Oui on m'a souvent donné des leçons quand je n'avais pas de succès. On a jugé mon timbre de voix trop sévère, trop austère. J'enrobe donc mes textes avec une musique extrêmement festive. Mon refuge est sur scène avec nos rythmes up-tempo ou le propos est parfois relégué au troisième ou quatrième plan. J'ai plus de succès en Angleterre que dans les pays francophones Il s'agit donc bien d'un intérêt musical.

Baloji en concert à Rio Loco / Guillaume Schnee

Baloji en concert à Rio Loco / Guillaume Schnee

Pour avoir ce up-tempo vous avez mixé énormément de genres et d'influences :

Je suis un enfant du hip hop américain, c'est la première musique que j'aime. J'ai aussi grandi à Liège, un berceau de la transe électronique qui d'une certaine manière est proche des musiques de tout le continent africain, du Maroc au Congo. Il s'agit bien de musique répétitive, de transe avec des rythmiques que l'on tient pendant des heures. J'ai grandi avec cette musique. Fela Kuti est aussi mon héros. Sa transe afrobeat, ses morceaux de quinze minutes avec ses claviers, ses cuivres. Un espace temps que l'on retrouve sur certaines de mes chansons. La musique est pour moi un terrain de jeu et me permet de traiter le désespoir avec humour et de transcender les situations, de s'en détacher.

Parlez nous du titre de l'album "137 Avenue Kanamia".

Mon premier album s'appelle Hôtel Impala et celui ci que je considère comme mon second est la suite. C'est amusant mais quand je cherchais l'adresse de ma mère (qu'il n'avait pas vue depuis 25 ans), nous sommes en voiture et on a l'impression que la rue s'arrête.
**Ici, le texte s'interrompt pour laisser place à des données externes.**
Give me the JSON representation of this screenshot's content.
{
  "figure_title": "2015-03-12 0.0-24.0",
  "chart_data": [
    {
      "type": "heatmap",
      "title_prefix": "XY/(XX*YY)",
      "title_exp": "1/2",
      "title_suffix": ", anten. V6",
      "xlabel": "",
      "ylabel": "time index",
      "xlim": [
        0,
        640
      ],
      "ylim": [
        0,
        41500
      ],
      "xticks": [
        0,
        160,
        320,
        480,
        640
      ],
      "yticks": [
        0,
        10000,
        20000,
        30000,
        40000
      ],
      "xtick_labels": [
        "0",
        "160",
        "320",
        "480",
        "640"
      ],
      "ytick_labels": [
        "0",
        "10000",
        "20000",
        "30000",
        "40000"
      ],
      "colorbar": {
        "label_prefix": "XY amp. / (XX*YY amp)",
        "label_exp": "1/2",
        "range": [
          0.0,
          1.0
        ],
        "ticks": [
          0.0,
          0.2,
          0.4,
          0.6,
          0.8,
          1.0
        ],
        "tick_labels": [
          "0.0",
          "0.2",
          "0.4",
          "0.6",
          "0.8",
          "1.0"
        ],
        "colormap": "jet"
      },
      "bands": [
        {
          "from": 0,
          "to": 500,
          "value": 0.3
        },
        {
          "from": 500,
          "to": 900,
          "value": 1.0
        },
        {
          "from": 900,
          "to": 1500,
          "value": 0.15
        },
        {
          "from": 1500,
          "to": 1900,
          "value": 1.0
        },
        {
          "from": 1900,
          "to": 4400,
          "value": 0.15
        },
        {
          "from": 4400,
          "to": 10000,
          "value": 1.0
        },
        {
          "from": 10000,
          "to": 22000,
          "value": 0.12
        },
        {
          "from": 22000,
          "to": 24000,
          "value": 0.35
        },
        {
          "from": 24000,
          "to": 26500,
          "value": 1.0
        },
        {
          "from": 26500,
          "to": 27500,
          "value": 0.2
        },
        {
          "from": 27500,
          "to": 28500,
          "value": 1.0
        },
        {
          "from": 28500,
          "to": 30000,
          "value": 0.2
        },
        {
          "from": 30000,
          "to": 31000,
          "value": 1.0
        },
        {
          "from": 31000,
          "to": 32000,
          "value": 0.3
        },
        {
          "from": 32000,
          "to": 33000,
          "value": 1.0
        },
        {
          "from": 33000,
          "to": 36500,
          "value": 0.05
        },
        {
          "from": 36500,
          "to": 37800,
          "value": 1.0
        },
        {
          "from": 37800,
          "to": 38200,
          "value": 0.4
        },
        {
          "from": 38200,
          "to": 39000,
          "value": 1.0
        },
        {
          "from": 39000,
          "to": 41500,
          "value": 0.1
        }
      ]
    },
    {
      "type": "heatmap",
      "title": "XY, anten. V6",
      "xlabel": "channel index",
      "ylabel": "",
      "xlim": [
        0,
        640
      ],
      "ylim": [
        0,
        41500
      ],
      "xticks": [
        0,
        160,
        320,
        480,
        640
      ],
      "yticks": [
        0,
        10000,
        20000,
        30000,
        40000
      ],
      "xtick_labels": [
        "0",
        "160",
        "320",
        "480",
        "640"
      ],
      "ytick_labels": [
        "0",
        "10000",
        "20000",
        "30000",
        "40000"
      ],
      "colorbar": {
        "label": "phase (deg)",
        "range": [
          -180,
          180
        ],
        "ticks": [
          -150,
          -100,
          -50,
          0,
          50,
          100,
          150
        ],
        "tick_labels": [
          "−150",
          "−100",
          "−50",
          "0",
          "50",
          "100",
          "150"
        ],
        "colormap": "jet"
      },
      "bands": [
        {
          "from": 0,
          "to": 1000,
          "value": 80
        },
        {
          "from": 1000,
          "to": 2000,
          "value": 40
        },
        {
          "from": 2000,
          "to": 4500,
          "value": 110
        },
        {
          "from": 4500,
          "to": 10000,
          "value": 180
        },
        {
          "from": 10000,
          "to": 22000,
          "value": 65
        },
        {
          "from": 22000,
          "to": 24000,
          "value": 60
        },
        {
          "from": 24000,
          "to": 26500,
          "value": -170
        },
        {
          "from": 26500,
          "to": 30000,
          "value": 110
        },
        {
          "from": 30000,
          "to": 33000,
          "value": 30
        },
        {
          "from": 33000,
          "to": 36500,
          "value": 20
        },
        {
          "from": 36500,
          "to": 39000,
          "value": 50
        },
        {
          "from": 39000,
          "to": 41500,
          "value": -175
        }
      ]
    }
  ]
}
Une vieille personne me dit alors "ce n'est pas parce que tu ne sais pas y accéder en voiture que la rue s'arrête". J'ai eu envie de faire un album comme ça, conçu comme un plan-séquence. Ça ramène à ce rapport très présent en Afrique, au visible, à l'invisible, à l'immédiat.

Vous préparez un long métrage ?

Oui le film est en écriture, une histoire de sorcellerie qui se passe au Katanga qui se passe sur trois jours et trois nuits avec des thèmes comme les enfants des rues, les familles africaines déstruturées... C'est beaucoup de travail et c'est une industrie encore plus compliquée que celle du disque. Tout est très long, c'est très dur à financer. Pour mon prochain clip d'ailleurs je vais faire appel à un financement participatif. C'est toujours la même chose on se débrouille c'est pour ça que je travaille tout le temps.
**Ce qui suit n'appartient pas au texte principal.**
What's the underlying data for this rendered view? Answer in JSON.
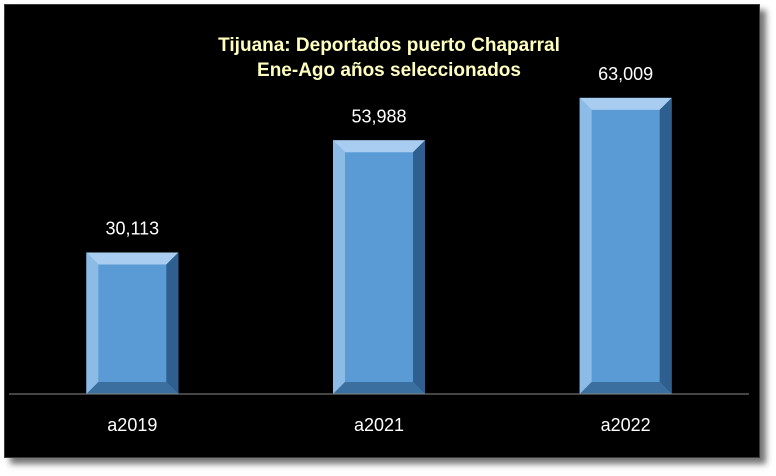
{
  "chart_data": {
    "type": "bar",
    "title": "Tijuana: Deportados puerto Chaparral",
    "subtitle": "Ene-Ago años seleccionados",
    "categories": [
      "a2019",
      "a2021",
      "a2022"
    ],
    "values": [
      30113,
      53988,
      63009
    ],
    "value_labels": [
      "30,113",
      "53,988",
      "63,009"
    ],
    "xlabel": "",
    "ylabel": "",
    "ylim": [
      0,
      70000
    ],
    "grid": false,
    "legend": "none",
    "colors": {
      "background": "#000000",
      "bar_face": "#5b9bd5",
      "bar_light": "#a9cdf0",
      "bar_dark": "#2e5f8e",
      "title": "#ffffbf",
      "text": "#ffffff",
      "axis": "#8a8a8a"
    }
  }
}
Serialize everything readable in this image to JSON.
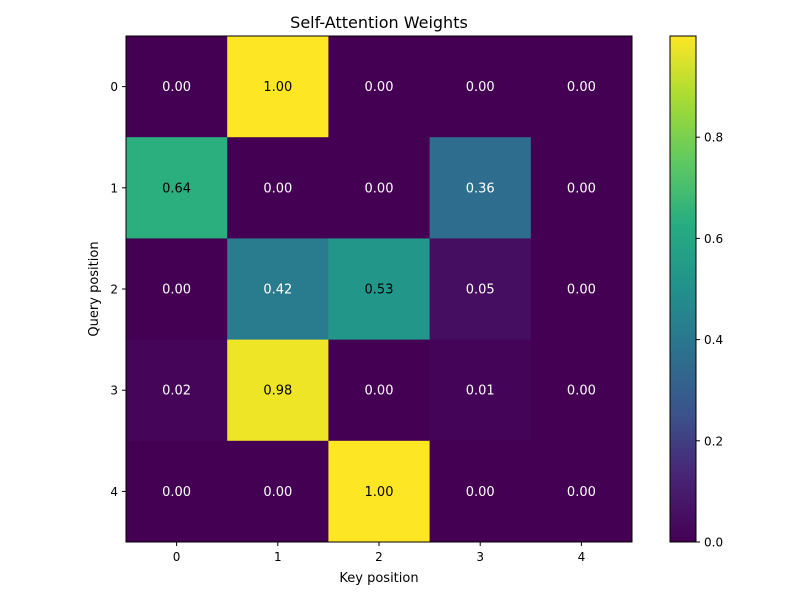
{
  "chart_data": {
    "type": "heatmap",
    "title": "Self-Attention Weights",
    "xlabel": "Key position",
    "ylabel": "Query position",
    "x_ticks": [
      "0",
      "1",
      "2",
      "3",
      "4"
    ],
    "y_ticks": [
      "0",
      "1",
      "2",
      "3",
      "4"
    ],
    "values": [
      [
        0.0,
        1.0,
        0.0,
        0.0,
        0.0
      ],
      [
        0.64,
        0.0,
        0.0,
        0.36,
        0.0
      ],
      [
        0.0,
        0.42,
        0.53,
        0.05,
        0.0
      ],
      [
        0.02,
        0.98,
        0.0,
        0.01,
        0.0
      ],
      [
        0.0,
        0.0,
        1.0,
        0.0,
        0.0
      ]
    ],
    "cell_labels": [
      [
        "0.00",
        "1.00",
        "0.00",
        "0.00",
        "0.00"
      ],
      [
        "0.64",
        "0.00",
        "0.00",
        "0.36",
        "0.00"
      ],
      [
        "0.00",
        "0.42",
        "0.53",
        "0.05",
        "0.00"
      ],
      [
        "0.02",
        "0.98",
        "0.00",
        "0.01",
        "0.00"
      ],
      [
        "0.00",
        "0.00",
        "1.00",
        "0.00",
        "0.00"
      ]
    ],
    "colormap": "viridis",
    "vmin": 0.0,
    "vmax": 1.0,
    "colorbar_ticks": [
      "0.0",
      "0.2",
      "0.4",
      "0.6",
      "0.8"
    ],
    "colorbar_tick_values": [
      0.0,
      0.2,
      0.4,
      0.6,
      0.8
    ],
    "grid": false
  }
}
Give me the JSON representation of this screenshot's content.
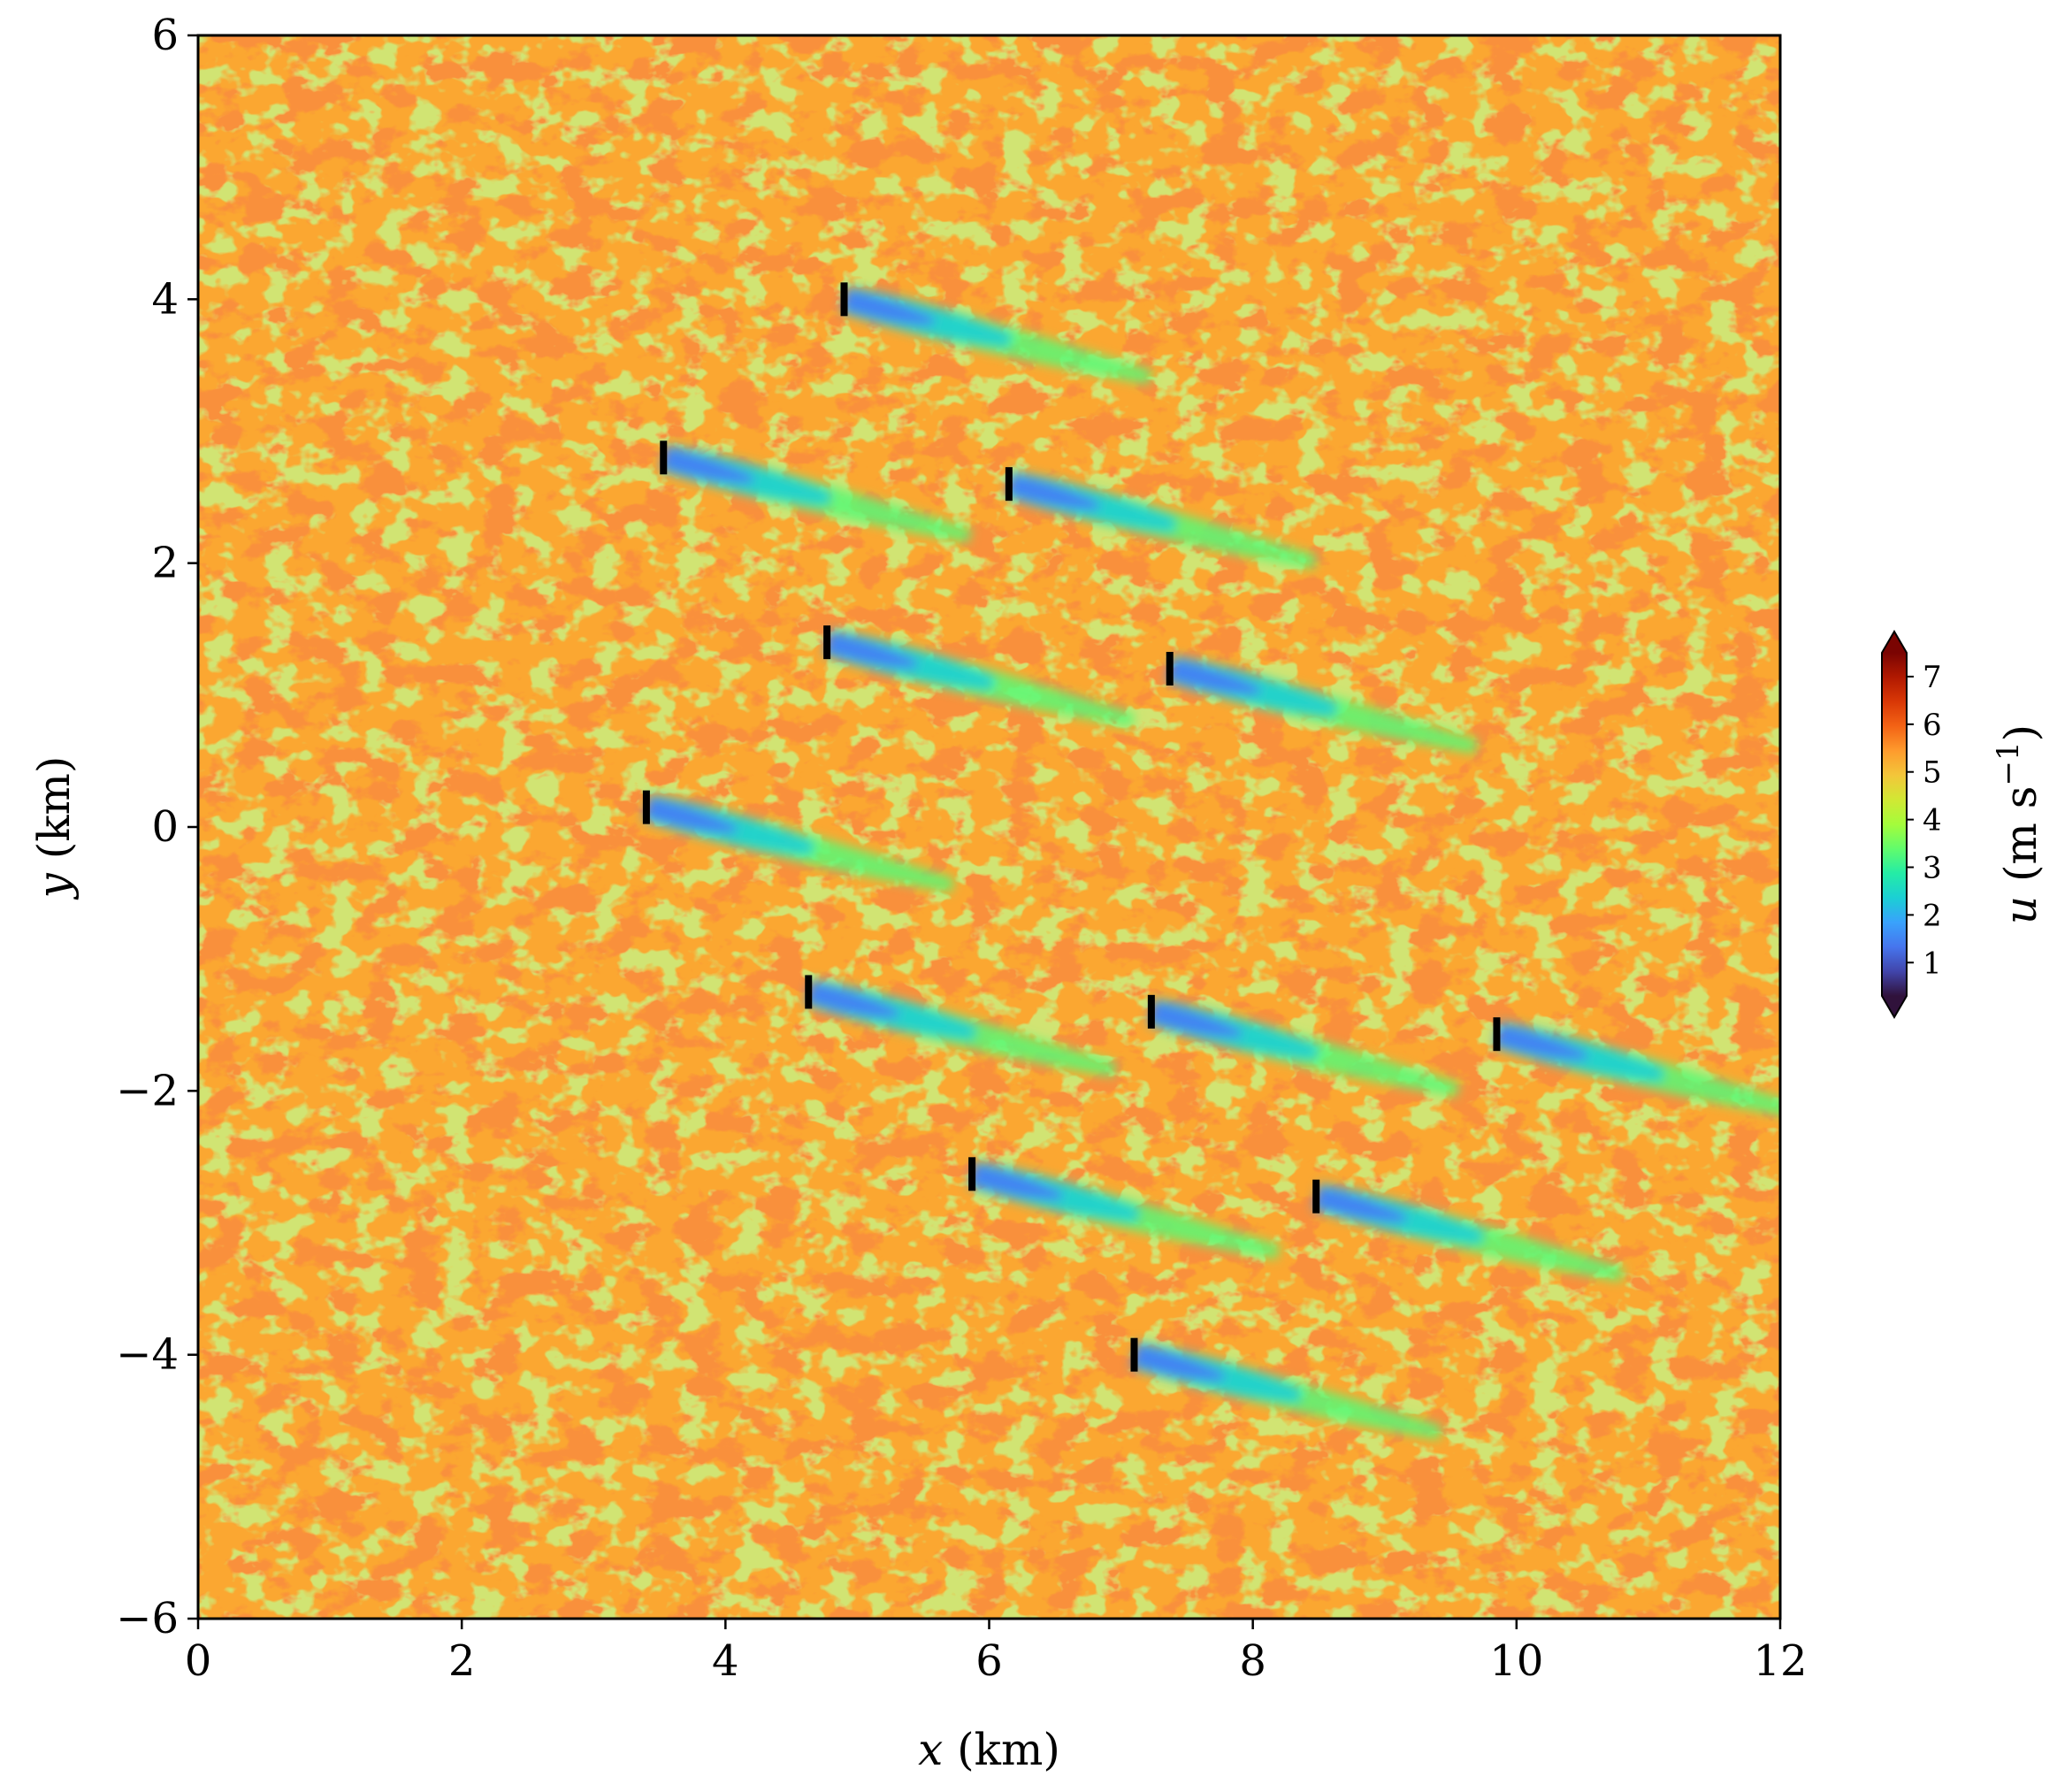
{
  "chart_data": {
    "type": "heatmap",
    "title": "",
    "xlabel": {
      "var": "x",
      "unit": " (km)"
    },
    "ylabel": {
      "var": "y",
      "unit": " (km)"
    },
    "xlim": [
      0,
      12
    ],
    "ylim": [
      -6,
      6
    ],
    "xticks": [
      0,
      2,
      4,
      6,
      8,
      10,
      12
    ],
    "yticks": [
      -6,
      -4,
      -2,
      0,
      2,
      4,
      6
    ],
    "xtick_labels": [
      "0",
      "2",
      "4",
      "6",
      "8",
      "10",
      "12"
    ],
    "ytick_labels": [
      "−6",
      "−4",
      "−2",
      "0",
      "2",
      "4",
      "6"
    ],
    "field": "u",
    "wind_direction_deg_clockwise_from_x": 14,
    "background_speed": 5.3,
    "colorbar": {
      "label_var": "u",
      "label_unit": " (m s",
      "label_exp": "−1",
      "label_close": ")",
      "min": 0.3,
      "max": 7.5,
      "ticks": [
        1,
        2,
        3,
        4,
        5,
        6,
        7
      ],
      "tick_labels": [
        "1",
        "2",
        "3",
        "4",
        "5",
        "6",
        "7"
      ],
      "extend": "both",
      "colormap": "turbo",
      "colormap_stops": [
        "#30123b",
        "#4145ab",
        "#4675ed",
        "#39a2fc",
        "#1bcfd4",
        "#24eca6",
        "#61fc6c",
        "#a4fc3b",
        "#d1e834",
        "#f3c63a",
        "#fe9b2d",
        "#f36315",
        "#d93806",
        "#b11901",
        "#7a0402"
      ]
    },
    "turbines": [
      {
        "x": 4.9,
        "y": 4.0
      },
      {
        "x": 3.53,
        "y": 2.8
      },
      {
        "x": 6.15,
        "y": 2.6
      },
      {
        "x": 4.77,
        "y": 1.4
      },
      {
        "x": 7.37,
        "y": 1.2
      },
      {
        "x": 3.4,
        "y": 0.15
      },
      {
        "x": 4.63,
        "y": -1.25
      },
      {
        "x": 7.23,
        "y": -1.4
      },
      {
        "x": 9.85,
        "y": -1.57
      },
      {
        "x": 5.87,
        "y": -2.63
      },
      {
        "x": 8.48,
        "y": -2.8
      },
      {
        "x": 7.1,
        "y": -4.0
      }
    ]
  }
}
Le festival Rio Loco fête la rumba du monde. Une influence majeure pour vous ?

Oui c'est une musique assez exceptionnelle est la seule musique qui arrive à réussir le tour de force de combiner deux sentiments complètement opposés que sont la liesse et la mélancolie. La saudade capverdienne pourrait s'en approcher mais elle a un rythme très lent. La rumba est liée à une certaine dextérité de l'instrument notamment la guitare. Et lorsqu'on lui fait remarquer que "liesse et tristesse" pourraientt qualifier son oeuvre, Baloji nous quitte avec un large sourire complice.